Coexpression of epidermal growth factor receptor and TGF-alpha and survival in upper aerodigestive tract cancer.

  • 1 January 1996
    • journal article
    • research article
    • Vol. 16 (1), 283-8
Abstract
In order to find a prognostic marker for the course of disease in head and neck cancer we hypothesized that patients with rapid disease progress would produce increased levels of transforming growth factor alpha (TGF-alpha) and its cell surface receptor, epidermal growth factor receptor (EGFR). Using molecular biological techniques, we examined the incidence of TGF-alpha and EGFR overexpression in 43 patients with tumors of the head and neck. The expression data was correlated with the course of disease in a 4 year follow-up. The tumors were classified into four groups according to the EGFR status: Group 1, no expression for EGFR (15 samples); group 2, expression level 10 for EGFR (18 samples); group 3, expression level 50 for EGFR (7 samples) and group 4, expression level 100 for EGFR (3 samples).

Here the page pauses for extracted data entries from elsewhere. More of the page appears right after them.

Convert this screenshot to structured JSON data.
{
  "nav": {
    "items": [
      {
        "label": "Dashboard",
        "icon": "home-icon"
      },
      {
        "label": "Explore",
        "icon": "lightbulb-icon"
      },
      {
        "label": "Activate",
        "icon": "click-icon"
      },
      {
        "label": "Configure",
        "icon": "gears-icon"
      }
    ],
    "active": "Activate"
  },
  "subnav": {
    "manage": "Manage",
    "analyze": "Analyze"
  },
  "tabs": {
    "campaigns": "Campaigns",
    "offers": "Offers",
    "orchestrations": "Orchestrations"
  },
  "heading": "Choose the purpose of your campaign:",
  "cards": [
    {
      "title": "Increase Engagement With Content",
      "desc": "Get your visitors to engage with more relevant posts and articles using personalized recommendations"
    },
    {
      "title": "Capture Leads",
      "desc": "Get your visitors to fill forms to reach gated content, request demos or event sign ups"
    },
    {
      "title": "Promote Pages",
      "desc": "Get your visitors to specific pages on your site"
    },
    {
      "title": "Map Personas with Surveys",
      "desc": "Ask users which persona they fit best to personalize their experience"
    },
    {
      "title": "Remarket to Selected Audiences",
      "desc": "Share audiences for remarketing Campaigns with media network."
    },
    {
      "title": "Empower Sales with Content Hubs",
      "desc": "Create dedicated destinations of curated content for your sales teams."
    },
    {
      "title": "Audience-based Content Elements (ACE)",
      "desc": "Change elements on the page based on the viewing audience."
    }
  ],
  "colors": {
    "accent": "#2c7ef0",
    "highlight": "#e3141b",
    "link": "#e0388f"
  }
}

Expression for the TGF-alpha protein was only detected in group 4. There was a significant correlation with EGFR/TGF-alpha overexpression in group 4 and survival compared when with group 3 (p < 0.01) and group 1 (p < 0.05). The mean survival for group 1 to 4 was 27, 23, 34 and 10 months, respectively. The analysis of all patients revealed that the patients who expressed EGFR as well as TGF-alpha had the poorest prognosis. Increased production of TGF-alpha and EGFR in tumors of the head and neck may serve both as a marker for tumor progression and as a target for therapy (e.g. inhibition of the autocrine loop, blockage of TGF-alpha binding).